Search code examples
phpperformanceiocat

PHP performance file_get_contents() vs readfile() and cat


I am doing some benchmarking with PHP file reading functions just for my overall knowledge. So I tested three different ways to read the whole content of a file that I thought would be very fast.

  • file_get_contents() well-know for its very high performance
  • readfile() known to be a very good alternative to file_get_contents() when it comes to outputting the data directly to stdout
  • exec('cat filename') one very handy and fast UNIX command

So here is my benchmarking code, note that I enabled the PHP cache system for readfile() to avoid the direct output that would totally falsify the results.

<?php
/* Using a quick PNG file to benchmark with a big file */

/* file_get_contents() benchmark */
$start = microtime(true);
$foo = file_get_contents("bla.png");
$end = microtime(true) - $start;
echo "file_get_contents() time: " . $end . "s\n";

/* readfile() benchmark */
ob_start();
$start = microtime(true);
readfile('bla.png');
$end = microtime(true) - $start;
ob_end_clean();
echo "readfile() time: " . $end . "s\n";

/* exec('cat') benchmark */
$start = microtime(true);
$bar = exec('cat bla.png');
$end = microtime(true) - $start;
echo "exec('cat filename') time: " . $end . "s\n";
?>

I have ran this code several times to confirm the results shown and every time I had the same order. Here is an example of one of them:

$ php test.php
file_get_contents() time: 0.0006861686706543s
readfile() time: 0.00085091590881348s
exec('cat filename') time: 0.0048539638519287s

As you can see file_get_contents() comes first then arrives readfile() and finally cat

As for cat even though it is a UNIX command (so fast and everything :)) I understand that calling a separate binary may cause the relative high result. But the thing I have some difficulty to understand is that why is file_get_contents() faster than readfile()? That's about 1.3 times slower after all.

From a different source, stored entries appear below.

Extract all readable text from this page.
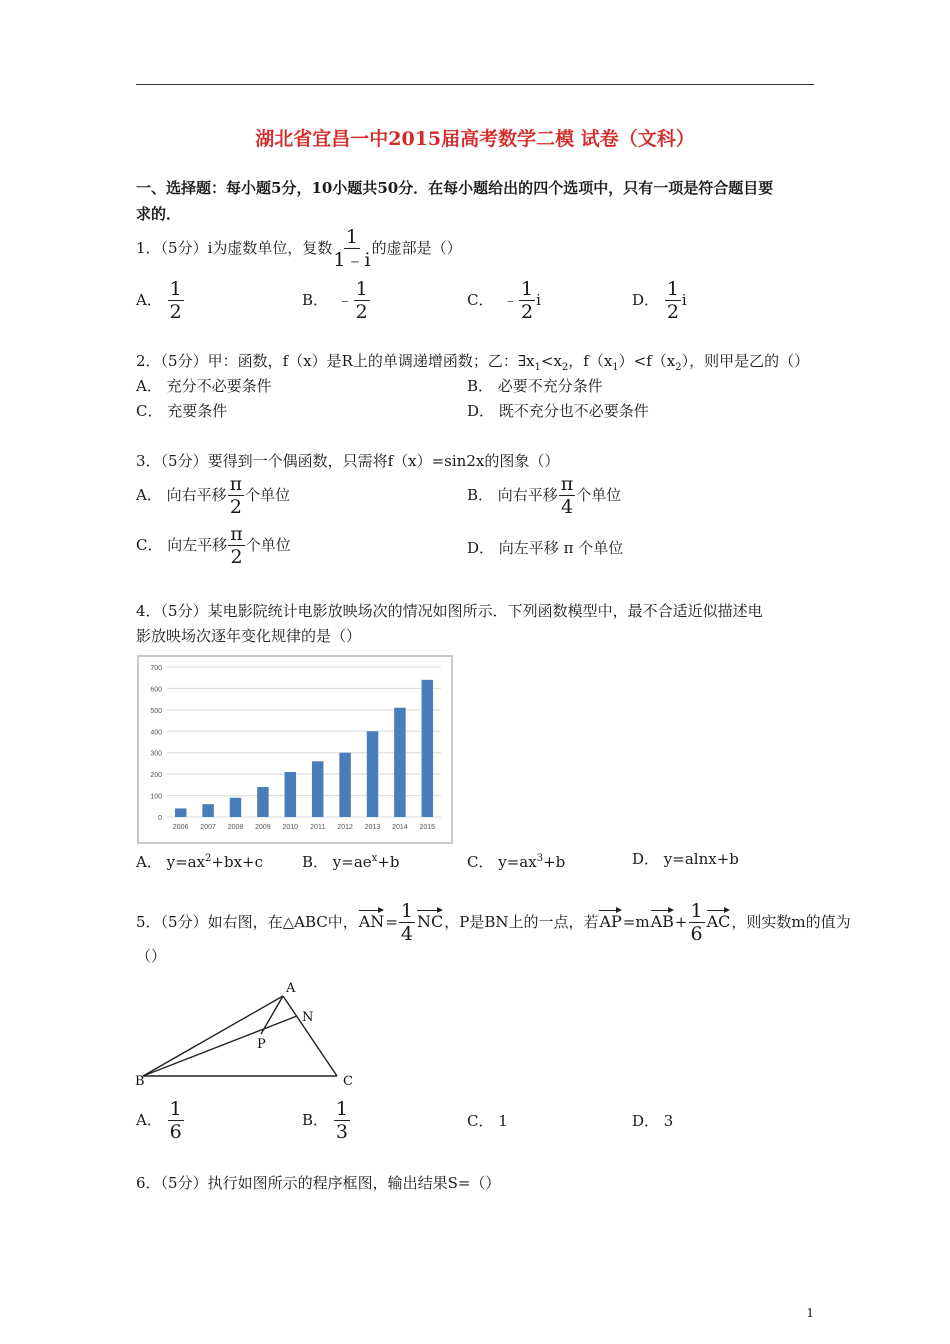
湖北省宜昌一中2015届高考数学二模 试卷（文科）
一、选择题：每小题5分，10小题共50分．在每小题给出的四个选项中，只有一项是符合题目要
求的．
1．（5分）i为虚数单位，复数 $\frac{1}{1﹣i}$ 的虚部是（）
A． $\frac{1}{2}$	B． ﹣ $\frac{1}{2}$	C． ﹣ $\frac{1}{2}$ i	D． $\frac{1}{2}$ i
2．（5分）甲：函数，f（x）是R上的单调递增函数；乙：$\exists x_1<x_2$，$f(x_1)<f(x_2)$，则甲是乙的（）
A． 充分不必要条件	B． 必要不充分条件
C． 充要条件	D． 既不充分也不必要条件
3．（5分）要得到一个偶函数，只需将f（x）=sin2x的图象（）
A． 向右平移 $\frac{\pi}{2}$ 个单位	B． 向右平移 $\frac{\pi}{4}$ 个单位
C． 向左平移 $\frac{\pi}{2}$ 个单位	D． 向左平移 π 个单位
4．（5分）某电影院统计电影放映场次的情况如图所示．下列函数模型中，最不合适近似描述电
影放映场次逐年变化规律的是（）
0
100
200
300
400
500
600
700
2006 2007 2008 2009 2010 2011 2012 2013 2014 2015
A． $y=ax^2+bx+c$	B． $y=ae^x+b$	C． $y=ax^3+b$	D． y=alnx+b
5．（5分）如右图，在△ABC中，$AN= \frac{1}{4}$ NC，P是BN上的一点，若$AP=mAB+ \frac{1}{6}$ AC，则实数m的值为
（）
A
N
P
B	C
A． $\frac{1}{6}$	B． $\frac{1}{3}$	C． 1	D． 3
6．（5分）执行如图所示的程序框图，输出结果S=（）
1
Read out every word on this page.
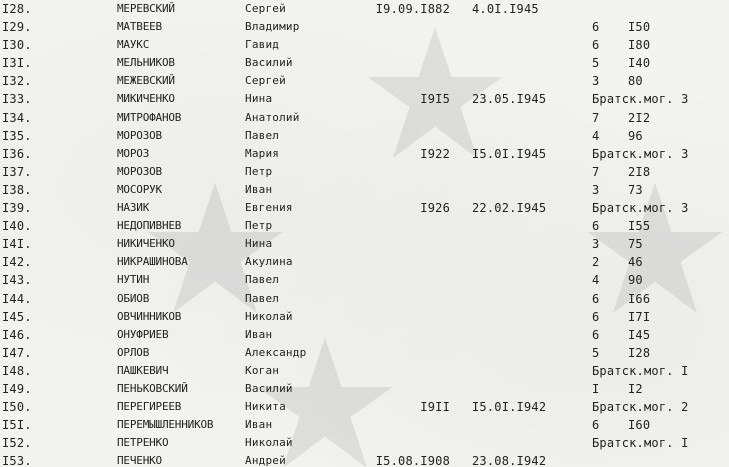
I28.	МЕРЕВСКИЙ	Сергей	I9.09.I882 4.0I.I945
I29.	МАТВЕЕВ	Владимир	6	I50
I30.	МАУКС	Гавид	6	I80
I3I.	МЕЛЬНИКОВ	Василий	5	I40
I32.	МЕЖЕВСКИЙ	Сергей	3	80
I33.	МИКИЧЕНКО	Нина	I9I5 23.05.I945	Братск.мог. 3
I34.	МИТРОФАНОВ	Анатолий	7	2I2
I35.	МОРОЗОВ	Павел	4	96
I36.	МОРОЗ	Мария	I922 I5.0I.I945	Братск.мог. 3
I37.	МОРОЗОВ	Петр	7	2I8
I38.	МОСОРУК	Иван	3	73
I39.	НАЗИК	Евгения	I926 22.02.I945	Братск.мог. 3
I40.	НЕДОПИВНЕВ	Петр	6	I55
I4I.	НИКИЧЕНКО	Нина	3	75
I42.	НИКРАШИНОВА	Акулина	2	46
I43.	НУТИН	Павел	4	90
I44.	ОБИОВ	Павел	6	I66
I45.	ОВЧИННИКОВ	Николай	6	I7I
I46.	ОНУФРИЕВ	Иван	6	I45
I47.	ОРЛОВ	Александр	5	I28
I48.	ПАШКЕВИЧ	Коган	Братск.мог. I
I49.	ПЕНЬКОВСКИЙ	Василий	I	I2
I50.	ПЕРЕГИРЕЕВ	Никита	I9II I5.0I.I942	Братск.мог. 2
I5I.	ПЕРЕМЫШЛЕННИКОВ	Иван	6	I60
I52.	ПЕТРЕНКО	Николай	Братск.мог. I
I53.	ПЕЧЕНКО	Андрей	I5.08.I908 23.08.I942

Both functions are built-in and therefore pretty well optimized and since I enabled the cache, readfile() is not "trying" to output the data to stdout but just like file_get_contents() it will put the data inside the RAM.

I am looking for a technical low-level explanation here to understand the pros and cons of file_get_contents() and readfile() besides the fact that one is designed to write directly to stdout whereas the other does a memory allocation inside the RAM.

Thanks in advance.


Solution

  • file_get_contents only loads the data from the file in memory, while both readfile and cat also output the data on the screen, so they just perform more operations.

    If you want to compare file_get_contents to the others, add echo before it

    Also, you are not freeing the memory allocated for $foo. There is a chance that if you move the file_get_contents as last test, you will get different result.

    Additionally, you are using output buffering, which also cause some difference - just try to add the rest of the functions in an output buffering code to remove any differences.

    When comparing different functions, the rest of the code should be the same, otherwise you are open to all kinds of influences.